Dus als iemand zegt: zijn die kinderen niet te jong om die rechten te hebben?
Dan is het antwoord: Nee! Kinderen hebben de rechten, maar vanwege hun jonge leeftijd hebben ze andere mensen
nodig. En hoe meer kinderen zich ontwikkelen, hoe meer zij die rechten zelf kunnen uitoefenen.
,Literatuur:
M. Freeman: Why it remains important to take children’s rights seriously
Waarom moet je de rechten van kinderen serieus nemen:
o Argument 1: wanneer we bepaalde rechten van het kind niet erkennen, erkennen we daarbij automatische ook
andere rechten niet. Kinderrechten bevatten civiele, politieke, sociale, economische en culturele rechten die
uiteindelijk allemaal met elkaar in verband staan
o Argument 2: het meest fundamentele recht is het hebben van rechten. Door rechten te dragen die erkend
worden kan je deelnemen in de samenleving en kan je zelf invulling aan je leven geven. Ook is het van belang
dat wanneer iemand rechten heeft, deze persoon hier ook daadwerkelijk gebruik van kan maken. Wanneer dit
niet mogelijk is, zijn de rechten enkel symbolisch. Het is dus belangrijk dat volwassenen het belang van
kinderrechten inzien, en deze ook zullen naleven en respecteren, zodat kinderen daadwerkelijk dragers van
rechten worden en deze ook effectief kunnen uitoefenen
o Kinderen hebben rechten omdat ze belangen hebben, en die belangen moeten beschermd worden
o Kern = alleen als je de rechten van kinderen erkent erken je kinderen als actoren in hun leven en kun je ervoor
zorgen dat anderen aansprakelijk gesteld kunnen worden voor de bescherming van kinderen en erken je dus
dat kinderen er toe doen
o Wanneer je kinderen het recht geeft om een eigen beslissing te nemen, dan moet je de beslissing die zij maken
ook accepteren. Dus je moet de mening van het kind aanvaarden, ook als je het hier niet mee eens bent.
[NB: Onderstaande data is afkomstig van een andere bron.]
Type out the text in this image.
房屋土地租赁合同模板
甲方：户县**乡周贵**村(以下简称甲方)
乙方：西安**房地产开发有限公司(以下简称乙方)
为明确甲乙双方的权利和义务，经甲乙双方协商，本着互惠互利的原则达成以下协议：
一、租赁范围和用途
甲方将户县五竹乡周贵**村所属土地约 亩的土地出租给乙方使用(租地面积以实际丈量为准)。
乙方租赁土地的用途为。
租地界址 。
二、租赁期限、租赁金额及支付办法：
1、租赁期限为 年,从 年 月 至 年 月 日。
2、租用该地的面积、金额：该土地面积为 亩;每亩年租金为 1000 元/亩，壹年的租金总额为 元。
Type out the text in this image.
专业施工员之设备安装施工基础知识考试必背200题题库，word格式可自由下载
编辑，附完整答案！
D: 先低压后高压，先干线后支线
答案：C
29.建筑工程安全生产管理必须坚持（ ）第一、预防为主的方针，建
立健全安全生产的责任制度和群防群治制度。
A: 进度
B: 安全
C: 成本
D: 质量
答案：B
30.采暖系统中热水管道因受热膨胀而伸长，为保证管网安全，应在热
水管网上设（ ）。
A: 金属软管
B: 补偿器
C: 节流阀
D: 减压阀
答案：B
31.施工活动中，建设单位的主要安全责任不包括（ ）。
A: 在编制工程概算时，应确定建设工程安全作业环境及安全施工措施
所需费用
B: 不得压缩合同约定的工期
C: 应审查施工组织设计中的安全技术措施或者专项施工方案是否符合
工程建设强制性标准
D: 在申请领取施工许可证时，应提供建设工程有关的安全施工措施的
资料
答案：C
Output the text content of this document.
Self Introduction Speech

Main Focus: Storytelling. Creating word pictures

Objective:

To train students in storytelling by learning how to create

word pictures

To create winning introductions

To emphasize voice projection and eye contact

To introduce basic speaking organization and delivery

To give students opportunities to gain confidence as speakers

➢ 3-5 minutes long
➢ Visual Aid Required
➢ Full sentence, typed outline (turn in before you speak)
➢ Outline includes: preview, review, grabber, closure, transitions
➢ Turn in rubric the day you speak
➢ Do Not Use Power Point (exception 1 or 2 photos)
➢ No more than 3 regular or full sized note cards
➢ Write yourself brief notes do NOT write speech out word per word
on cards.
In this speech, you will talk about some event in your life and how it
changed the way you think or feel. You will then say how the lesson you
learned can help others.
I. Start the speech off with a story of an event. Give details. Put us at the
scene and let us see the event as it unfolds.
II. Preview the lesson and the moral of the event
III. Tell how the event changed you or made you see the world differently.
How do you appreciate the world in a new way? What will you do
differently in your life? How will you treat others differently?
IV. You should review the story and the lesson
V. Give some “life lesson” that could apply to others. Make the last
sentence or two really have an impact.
o Als je het hebt over rechten van kinderen, dan heb je het over het fundamentele respect wat kinderen zouden
moeten krijgen van anderen (respect voor waardigheid, menselijkheid en integriteit). En op dit respect kunnen
kinderen dan weer aanspraak maken
o Rechten kunnen niet zomaar opzijgeschoven worden door de ‘powerful’ (de staat/de ouders). Rechten zijn niet
zomaar opzij te zetten
o Wanneer je rechten toekent aan een groep personen, dan erken je hen als ‘agents’, als individuen die in staat
zijn om in bepaalde mate te participeren in besluitvorming die over hen gaat = agency
o Rechten zijn een belangrijk instrument om aandacht te vragen voor kinderrechten
o Rechten geven een beargumenteerd standpunt, het geeft je een gegronde reden om kinderen serieus te nemen
o Met rechten kun je een verzoek indienen dat niet zomaar terzijde kan worden geschoven. Want er zijn bepaalde
aanspraken aan verbonden
o Als je kinderrechten niet als uitgangspunt neemt, dan blijven kinderen te afhankelijk van goede bedoelingen en
zorgen, in plaats van dat zij rechtstreeks een beroep kunnen doen als zelfstandige individuen op het
fundamentele recht om rechten te hebben
o Rechten zijn belangrijk omdat ze inclusief zijn: ze zijn universeel en beschikbaar voor alle leden van het
menselijk ras
Reacties van Freeman op stellingen van andere auteurs:
o Auteurs: het is beter om het alleen over bepaalde rechten te hebben die voor kinderen van belang zijn
o Freeman: rechtenbenadering betekent dat je dat op een manier doet die recht doet aan alle rechten van
kinderen. Dus je kiest niet alleen de rechten uit die voor kinderen specifiek van belang zijn
o Auteurs: moeten we het niet juist benaderen vanuit het idee dat volwassenen plichten krijgen tegenover
kinderen (in plaats van kinderen rechten), dus bijv. plicht op: liefde, compassie, goede zorg, bescherming
o Freeman: als je dat doet, dan zet je kinderen niet centraal. Maar dan blijven kinderen afhankelijk van derden
zonder dat ze het fundamentele respect kunnen afdwingen
o Auteurs: kinderen hebben niet de capaciteit om rechten uit te oefenen. Dus hoeven ze deze ook niet te hebben
o Freeman: het is geen kwestie van capaciteit, want dan zou je heel veel volwassenen ook wel rechten kunnen
ontzeggen. Jonge kinderen kunnen ook een situatie begrijpen of een voorkeur laten blijken.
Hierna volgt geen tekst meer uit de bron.